Per pipe, one panel: 10 times 2.3 meter: 23 square meter, .002 = 0.046 cubic meters * 4500 kg = 207 or say 210 kg
Area of 4 meters diameter: 12.56636 square meter
210 + 400 + 226.19448 kg + 1,696.4586 = 2,532.65308
Every 10 cm displaces: 1,256.36 kg, needs about 15 cm plus to make 1 meter above waterline: 1.15 meter of air at about 1.5 psig.
Will enclose 12.5 times 30 meter = 375 tons of water and some sand
Has about 2.5 tons of titanium if $5000 per ton: $12,500
Has length of about 6 meter or about 20 feet or 125 kg of metal per foot or 416.67 kg per meter.
$12500 / 6 = $2,083.33 or price about about $5000 per meter or 5 million dollars per km.
As rough guess of surfing area about twice as much in costs, or $10 million per km
Compare with length border wall, 302 miles or 486 km, is 4.86 billion dollars.
This just breaks up large waves, need secondary breakwater for “local use”. local is residential areas, airports, water treatment plant, electric powerplants, etc.
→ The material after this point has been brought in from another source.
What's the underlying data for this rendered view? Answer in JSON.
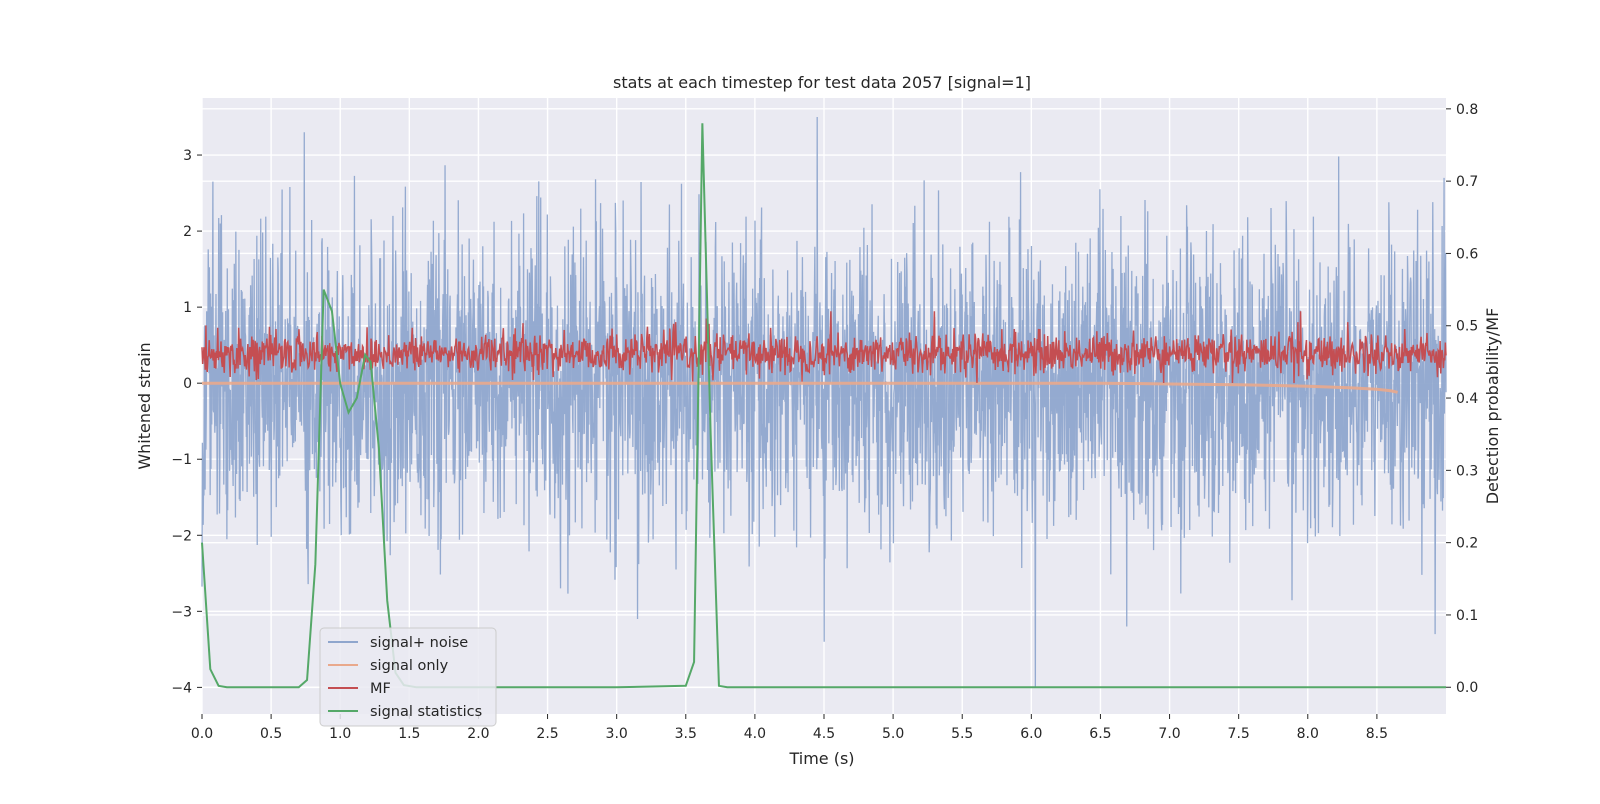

But you would not need 300 miles of it and would probably be leaving large areas and large gaps for shipping lanes and other ocean use.
5 km length could be enough a town, airports, water treatment plant, electric powerplants. Or 50 million and 2 million for surfing area.
And if have around 5200 resident it’s $10,000 per resident. But term full capacity I was thinking about 8000 people.
And if government will sells to low income people this ocean areas as cheap a farmland area, then it’s lower low income housing.
Which is beach property, and near a city/town which is on land.
And one has parks, stores and etc, but though don’t have be on the beach front.
And you can have fresh water lake/ponds . And could residental areas around lake rather than the
ocean type beach/dock. Lakes also could part of grass park area.
And would put powerplant within a freshwater lake.
But would have all this at ocean depth of least 100 feet of water, and more towards 100 meter could be better.
In 1000 or more meter of water, it make anchoring, significantly more expensive.
One could have many such smaller towns, but would keep them smaller towns so people can walk to places within the town.
But these residents should access to cars, but cars would be on land where they could be used. So have a ferry going to parking. But probably most would not have cars or less need of them as a general matter. One could small clinics but seems one should have fast emergency access to hospitals located on land in urban areas. Or have helicopter airport for emergency medical use which also can be used for search and rescue or maritime stuff.